Abumansour, Dania Mansour
(2019)
A case study of the practices and views of the providers and consumers of EFL writing classes in the English Language Institute of Saudi Western University.
PhD thesis, University of Nottingham.
Abstract
Writing is considered a key element in knowledge creation and production in higher education (Gimenez, 2012; Lillis, 2001; Matoti and Shumba, 2011). Students at university level are expected to handle writing tasks that require literacy practices such as critical thinking and be able to use the appropriate writing conventions in order to demonstrate their knowledge (Mitchell, 2000; Ramoroka, 2012; Wingate, 2006). Therefore, writing can be a challenging task for most learners at tertiary level. In the Saudi EFL context, where the current research was conducted, students experience slow progress at university level due to their poor academic writing skills (Al-Khairy, 2013). This is a common situation in many EFL contexts (e.g. Fareh, 2010; Grami, 2010; Hujailan, 2004).

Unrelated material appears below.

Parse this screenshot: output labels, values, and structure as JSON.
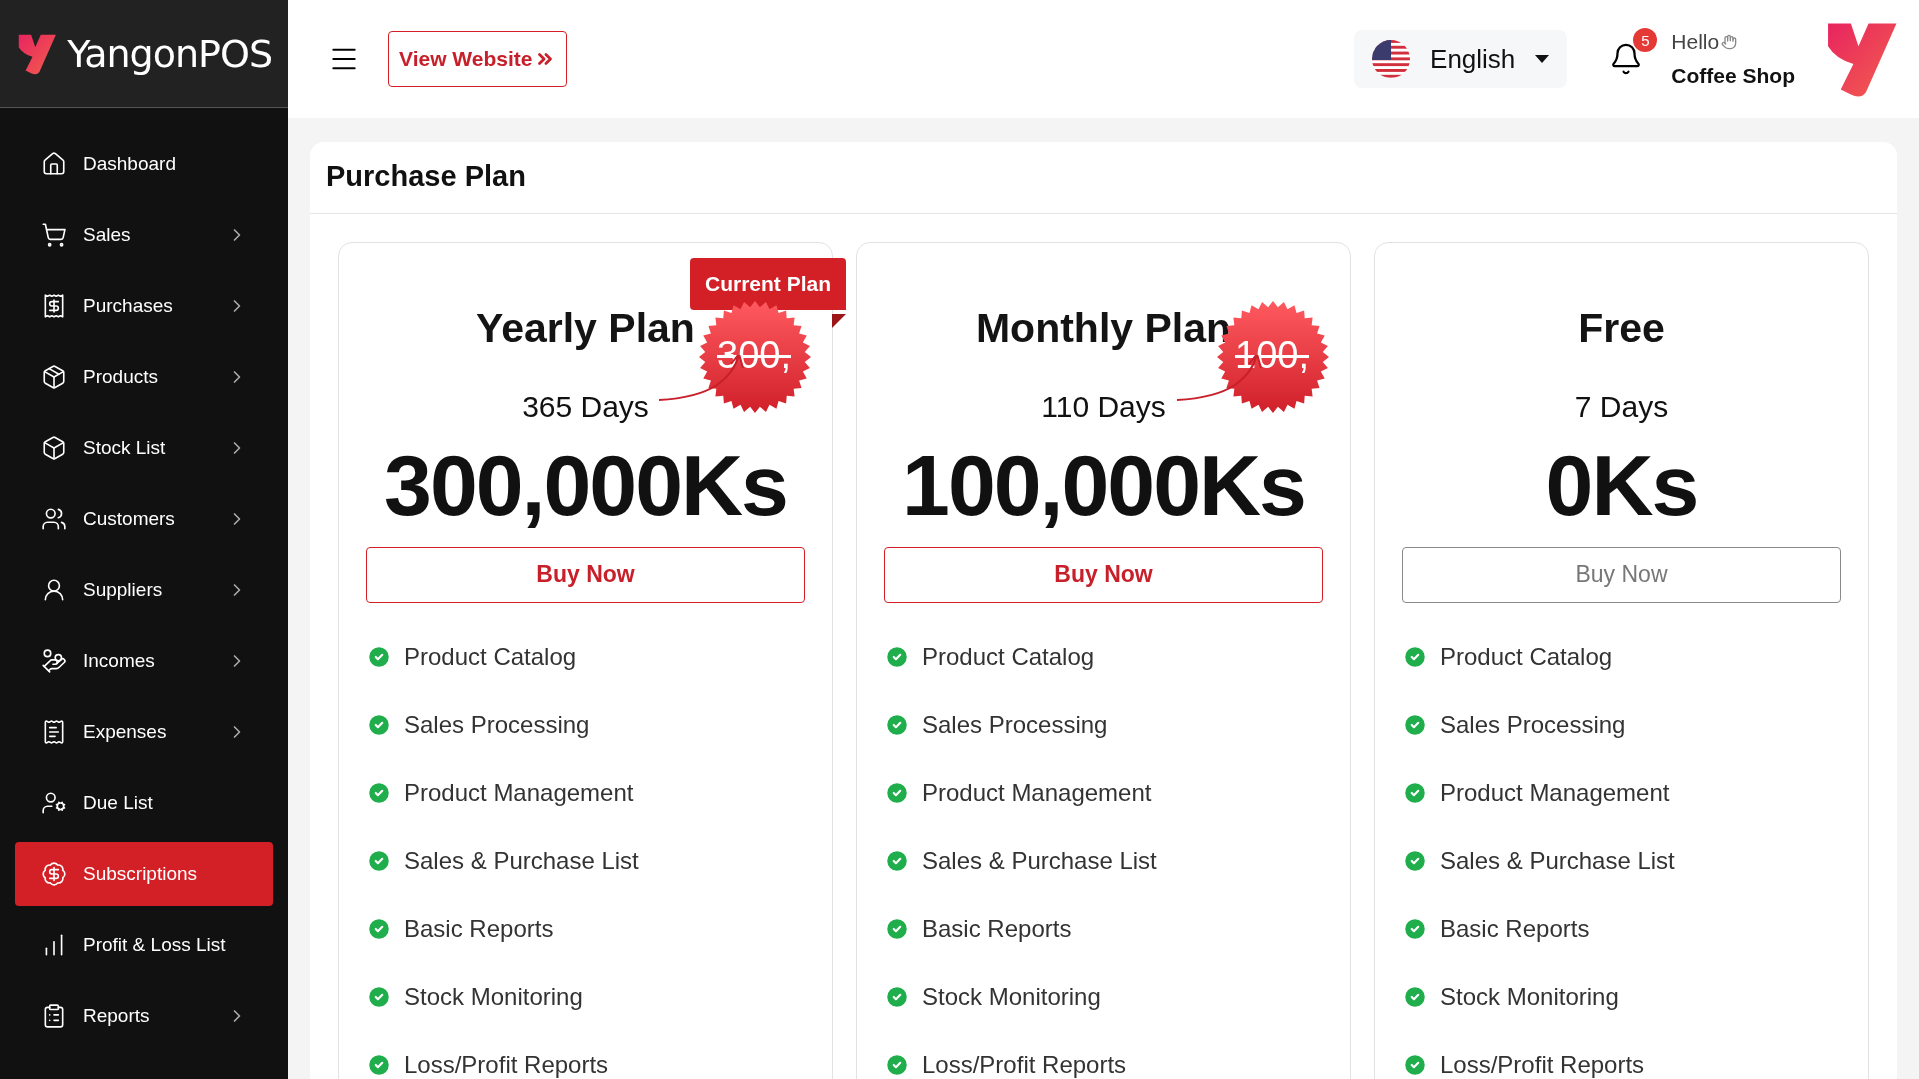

This ethnographic study examines student English writing practices at Saudi Western University . It investigates the understandings of the objectives and purposes of student writing in higher education of representatives of the Ministry of Higher Education, the directors of the English Language Institute, and the teaching staff and students. Participants in this study were divided into three levels: macro/meso/micro. The theoretical framework of the study is the Academic Literacies critique of the Study Skills approach as a construct (Lea and Street, 2000), while the methodological framework is drawn from Linguistic Ethnography (Rampton et al., 2004) and Bakhtin's concept of the voice of the other in the utterances of individuals, where relevant (Bakhtin, 1981, 1986). The data were derived from primary sources: interviews and classroom observation and secondary sources: institutional documents and students' written essays. The qualitative data were analysed using analytical tools from Linguistic Ethnography and Bakhtinian concepts of the institutional voice within utterances to investigate in greater depth the data and relationships between the different levels of organisation and their understandings of the role of writing in English at tertiary level.
The findings of the study reveal that English writing practices at classroom level are built upon institutional concerns and cultural beliefs. These concerns and beliefs have wider implications for the institution and country than just the development of individual writing capabilities. The thesis argues that student writing pedagogy in higher education needs to take account of students' writing needs at a functional level. It also suggests that communication between the macro-level (the representatives of the Ministry of Higher Education), the meso-level (the directors of the English Language Institution) and micro-level (the staff and students of the English Language Institute) has to be established to improve the organisational structure as well as the culture of courses so that information exchanges about writing practices and student needs can flow from the bottom up to inform decision-makers at the top.